Tum Q. Catulus et C. Piso neque precibus neque pretio neque gratia Ciceroni falsa de Caesare dicere persuaserunt ...

A quel tempo Q. Catulo e C. Pisone non convinsero Cicerone a dire falsità riguardo a Cesare, né per mezzo di suppliche, né per mezzo di denaro, né per mezzo della (loro) influenza.

Essi nutrivano infatti ostilità nei confronti di Cesare: Pisone era stato citato in giudizio poiché era stato accusato di concussione da Cesare; Catulo era acceso da un antico odio perché, in età matura, era stato vinto dal giovanissimo Cesare nella candidatura al pontificato.

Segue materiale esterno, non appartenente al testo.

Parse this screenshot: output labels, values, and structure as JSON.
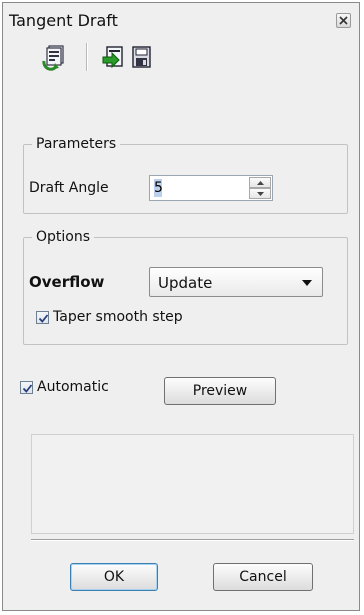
{
  "dialog": {
    "title": "Tangent Draft"
  },
  "toolbar": {
    "icons": [
      "sheet-update-icon",
      "apply-icon",
      "save-icon"
    ]
  },
  "parameters": {
    "group_label": "Parameters",
    "draft_angle_label": "Draft Angle",
    "draft_angle_value": "5"
  },
  "options": {
    "group_label": "Options",
    "overflow_label": "Overflow",
    "overflow_selected": "Update",
    "taper_smooth_step_label": "Taper smooth step",
    "taper_smooth_step_checked": true
  },
  "automatic": {
    "label": "Automatic",
    "checked": true
  },
  "buttons": {
    "preview": "Preview",
    "ok": "OK",
    "cancel": "Cancel"
  },
  "colors": {
    "panel_bg": "#efefef",
    "accent": "#2a8a2a",
    "default_button_border": "#3c7fb1"
  }
}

Poiché non riuscirono ad istigare il console Cicerone ad un crimine tanto grande, Pisone e Catulo avevano suscitato un notevole sfavore contro Cesare: denunciarono singolarmente ai cittadini falsi delitti commessi da Cesare. Numerosi cavalieri romani, che difendevano, armati, il tempio della Concordia, indotti tanto dalla gravità del pericolo quanto da incostanza d'animo, accerchiarono Cesare con spada e pugnali e dissero: Sei un pericolo, perché hai commesso molti reati, e la morte ti schiaccerà.

Per contro Cesare, niente affatto intimidito dalle minacce, rispose così: Non Cesare assassinerete, ma la rappresentazione di Cesare, dipinta da uomini disonesti. I cavalieri, scossi dalle poche parole di Cesare, si ritirarono.